Обычно на них висят иконы Благовещения и четырех евангелистов. Вам сказать кого? Матфея, Луки, Иоанна… – Углев смутился. – Кто же еще четвертый?
– Да, кто четвертый?! – Игорь взвинченно смотрел в лицо учителю, хотя ему вряд ли это было так необходимо знать.
– По моему, Марка… или Петра? – окончательно смутившись, Валентин
Петрович жалобно пробормотал: – Вы имейте в виду, я хоть и крещеный человек, однако в религиозной сфере не самый образованный. Вы у попов бы и спросили.
Игорь сквозь зубы выругался.
– Неудобно, тут же донесут. А этот, который как мышка, смотрите: наш
Ипполит суров…
“Зачем ему Ипполит? – подумал, закуривая, Углев. – Ну, хочешь перевести деньги – переведи. Или хочет в особо тяжких грехах покаяться? Интересно все же, как он такие большие деньги заработал?

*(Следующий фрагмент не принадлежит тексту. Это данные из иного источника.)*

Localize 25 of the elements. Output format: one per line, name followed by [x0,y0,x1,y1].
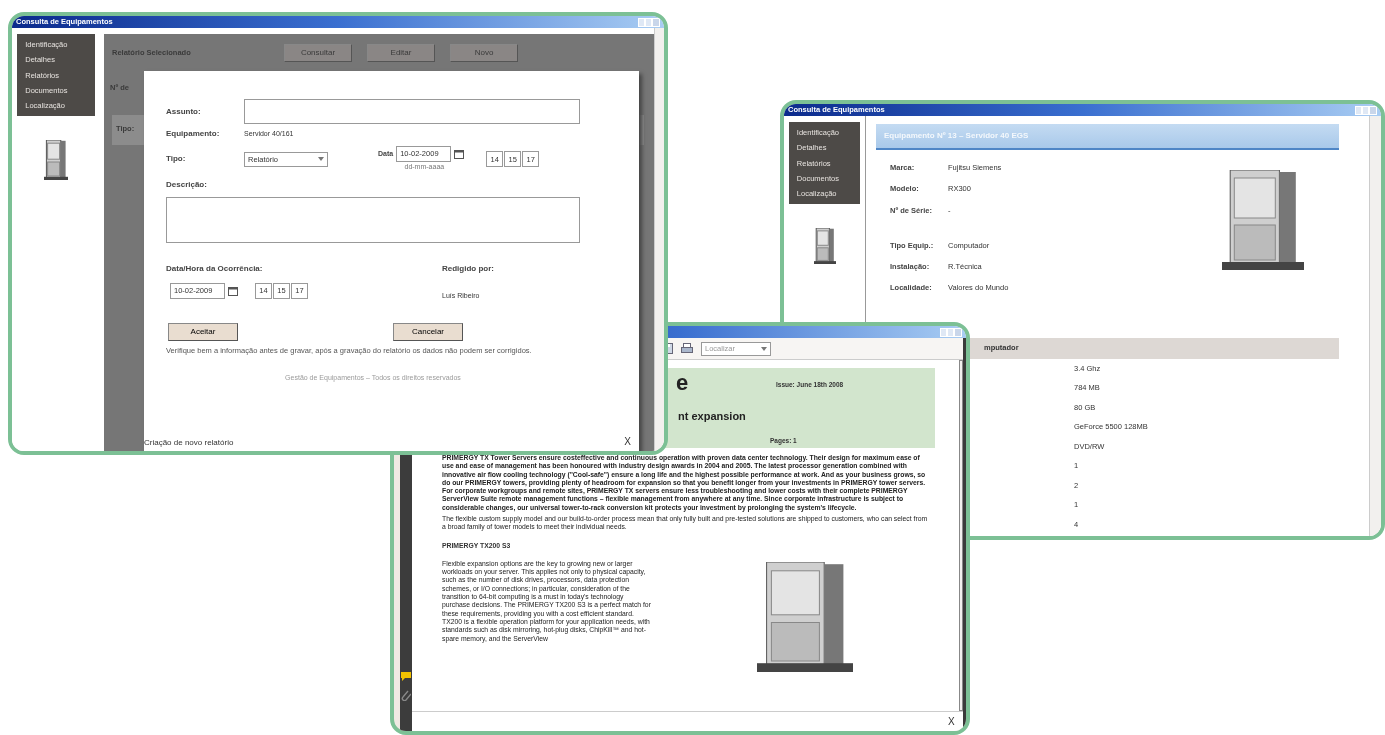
dialog-title: Criação de novo relatório [144,437,234,449]
field-label: Assunto: [166,105,202,118]
paperclip-icon [401,689,411,701]
caret-icon [318,157,324,162]
section-header: Equipamento Nº 13 – Servidor 40 EGS [876,124,1339,150]
subject-field[interactable] [244,99,580,124]
dialog-button[interactable]: Aceitar [168,323,238,341]
server-tower-drawing [44,140,68,181]
document-title: e [676,372,689,394]
close-button[interactable]: X [948,714,955,729]
calendar-icon [454,149,465,159]
description-field[interactable] [166,196,580,243]
caret-icon [761,346,767,351]
dialog-button[interactable]: Cancelar [393,323,463,341]
field-label: Descrição: [166,178,208,191]
field-label: Tipo: [166,153,187,166]
document-subtitle: nt expansion [678,409,746,424]
calendar-icon [228,285,238,296]
field-label: Equipamento: [166,128,221,140]
print-icon [681,343,693,354]
server-tower-drawing [813,228,836,265]
comment-icon [400,671,412,681]
field-label: Data/Hora da Ocorrência: [166,262,263,275]
close-button[interactable]: X [624,434,631,449]
field-label: Redigido por: [442,262,495,275]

Ведь умом особым не блещет”.
– А вот скажите, – безо всякого перехода спросил Ченцов, – если бы я был поручик, а обращался к генералу? Ваше превосходительство?
– В царской армии?
– Да при чем тут царская… Сейчас!
– Сейчас… товарищ генерал.
– Все-таки товарищ? – неприязненно спросил Игорь.
“Да что с ним? – Валентин Петрович тяжело поднялся. – Как он нахально говорит со мной! А еще недавно льстили со своей Татьяной, изображали преклонение. Смешно!”

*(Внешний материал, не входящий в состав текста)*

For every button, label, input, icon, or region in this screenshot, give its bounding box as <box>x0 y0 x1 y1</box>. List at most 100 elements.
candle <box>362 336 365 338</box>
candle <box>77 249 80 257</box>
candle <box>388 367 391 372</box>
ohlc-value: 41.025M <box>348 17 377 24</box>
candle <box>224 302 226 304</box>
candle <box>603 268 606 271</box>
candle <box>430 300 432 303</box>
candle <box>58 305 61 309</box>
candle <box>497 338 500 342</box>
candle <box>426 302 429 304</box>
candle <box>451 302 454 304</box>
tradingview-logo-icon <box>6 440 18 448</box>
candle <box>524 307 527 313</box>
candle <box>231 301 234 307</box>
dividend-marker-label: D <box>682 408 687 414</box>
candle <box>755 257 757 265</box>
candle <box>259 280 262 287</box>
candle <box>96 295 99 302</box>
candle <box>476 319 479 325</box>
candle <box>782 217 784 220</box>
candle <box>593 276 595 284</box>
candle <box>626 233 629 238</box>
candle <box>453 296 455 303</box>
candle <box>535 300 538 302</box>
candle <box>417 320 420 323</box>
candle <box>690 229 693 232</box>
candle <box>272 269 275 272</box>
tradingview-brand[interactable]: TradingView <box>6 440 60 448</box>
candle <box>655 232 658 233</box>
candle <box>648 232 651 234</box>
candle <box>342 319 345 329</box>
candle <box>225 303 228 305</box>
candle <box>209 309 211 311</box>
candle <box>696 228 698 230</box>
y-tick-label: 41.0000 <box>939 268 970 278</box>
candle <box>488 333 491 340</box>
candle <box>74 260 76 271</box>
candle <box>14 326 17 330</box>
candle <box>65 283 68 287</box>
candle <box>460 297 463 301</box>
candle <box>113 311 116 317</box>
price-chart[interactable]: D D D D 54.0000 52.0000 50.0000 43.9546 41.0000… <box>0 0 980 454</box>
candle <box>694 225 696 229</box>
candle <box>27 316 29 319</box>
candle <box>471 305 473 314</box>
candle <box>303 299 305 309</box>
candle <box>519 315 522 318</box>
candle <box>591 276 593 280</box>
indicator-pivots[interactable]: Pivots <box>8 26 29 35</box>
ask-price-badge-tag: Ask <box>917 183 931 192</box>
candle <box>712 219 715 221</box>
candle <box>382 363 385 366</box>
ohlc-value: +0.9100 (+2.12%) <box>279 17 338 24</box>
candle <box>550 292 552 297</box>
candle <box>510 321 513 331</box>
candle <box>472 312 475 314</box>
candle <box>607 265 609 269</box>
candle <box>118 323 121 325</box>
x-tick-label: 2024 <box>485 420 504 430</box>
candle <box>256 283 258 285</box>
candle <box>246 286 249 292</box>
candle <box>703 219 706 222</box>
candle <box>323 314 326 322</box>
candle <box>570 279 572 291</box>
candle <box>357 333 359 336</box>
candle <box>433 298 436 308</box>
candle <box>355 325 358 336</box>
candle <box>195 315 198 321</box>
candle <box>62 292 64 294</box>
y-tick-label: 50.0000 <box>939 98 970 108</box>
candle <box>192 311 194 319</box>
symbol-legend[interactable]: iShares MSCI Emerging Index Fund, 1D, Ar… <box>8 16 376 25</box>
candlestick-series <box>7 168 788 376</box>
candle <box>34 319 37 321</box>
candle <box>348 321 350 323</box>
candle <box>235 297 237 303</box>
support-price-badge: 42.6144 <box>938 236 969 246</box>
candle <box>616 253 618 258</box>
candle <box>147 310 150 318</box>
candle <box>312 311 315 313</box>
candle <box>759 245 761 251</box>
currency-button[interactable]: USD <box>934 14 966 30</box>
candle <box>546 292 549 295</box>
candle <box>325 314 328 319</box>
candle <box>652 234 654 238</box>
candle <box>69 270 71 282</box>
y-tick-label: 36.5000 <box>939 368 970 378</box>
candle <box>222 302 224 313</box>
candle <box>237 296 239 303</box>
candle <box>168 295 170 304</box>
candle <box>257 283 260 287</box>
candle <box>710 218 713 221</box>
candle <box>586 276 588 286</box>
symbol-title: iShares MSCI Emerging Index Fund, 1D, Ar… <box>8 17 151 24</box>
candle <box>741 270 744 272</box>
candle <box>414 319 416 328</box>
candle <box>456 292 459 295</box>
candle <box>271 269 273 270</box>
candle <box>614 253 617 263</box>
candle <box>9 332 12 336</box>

– Да, товарищ генерал, – он старался отвечать уже как можно более сдержанно, как будто говорил с больным. – И флаг красный в армии.
– Это я знаю! – раздраженно отвечал Игорь. И вдруг – это было видно, – сам себя переборов, улыбнулся во всю свою светлую мальчишескую улыбку, вскочил. – Ладно. Будем работать. Мы победим.